Even the organization has a data administrator or data warehouse team who is responsible for documenting and managing the organization’s information needs, every project uses a subset of that enterprise information in its own unique way. Business analysts must understand the importance of data in all of their projects and include data requirements in their business requirements documentation. Failing to document which data elements need to be used in a calculation, or displayed on a report, leaves the developer the responsibility of choosing the correct pieces of business data from hundreds if not thousands of available fields. These missing requirements often lead to expensive and lengthy project delays during the testing phase. Our Business Analysis Team always follow the core steps in delivering the best analysis report to the organization.
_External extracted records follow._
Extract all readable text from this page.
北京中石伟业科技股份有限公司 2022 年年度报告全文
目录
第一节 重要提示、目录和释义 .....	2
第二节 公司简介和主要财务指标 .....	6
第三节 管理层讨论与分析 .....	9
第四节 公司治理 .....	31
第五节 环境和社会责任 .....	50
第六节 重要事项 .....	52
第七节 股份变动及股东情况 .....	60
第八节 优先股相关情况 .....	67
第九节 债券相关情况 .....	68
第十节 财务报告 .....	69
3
  • Identify and gather the requirements that are critical to the business mission.
  • Interview business stakeholders asking detailed questions.
  • Identify the five core requirements components.
  • Know when a requirement is Excellent.
  • Plan an approach for documenting, categorizing, and packaging requirements.
  • Understand application development methodologies.
  • Verify that requirements are testable and generate testing objectives.
  • Conduct a requirement review.
  • Gather requirements in a group setting by preparing an agenda and managing the group discussion.
  • Identify excellent data requirements at the appropriate level of detail.
  • Detail the data requirements (using a suggested documentation structure and templates in Microsoft Word format or using an Entity Relationship Diagram).
  • Identify and detail attributive, associative and subtype and supertype entities.
  • Detail complex data related business rules.
  • Discriminate between Business Data (Logical Data) and Database Design (Physical Data).
  • Assist with the transition of business data to database design.
  • Utilize easy normalization techniques (without all the mathematical theory).
  • Validate data requirements with activity (process or use case) requirements.
  • Understand and document the business environment using a suggested structure, including detailed templates for defining the Business and Functional Requirements for processes and business rules.
  • Look beyond the current technology or procedures to discover the true nature of the business activity.
  • Ask the right questions to identify the core business processes and the business rules that control or guide them.
  • Document Functional requirements which describe how the software should “behave”
  • Utilize several diagrams including the decomposition diagram, Use Case diagram, and workflow diagrams.
  • Look at the business area from an objective perspective after business requirements are documented and organized to present alternative design solutions that meet the customer needs.
  • validate business processes against data requirements.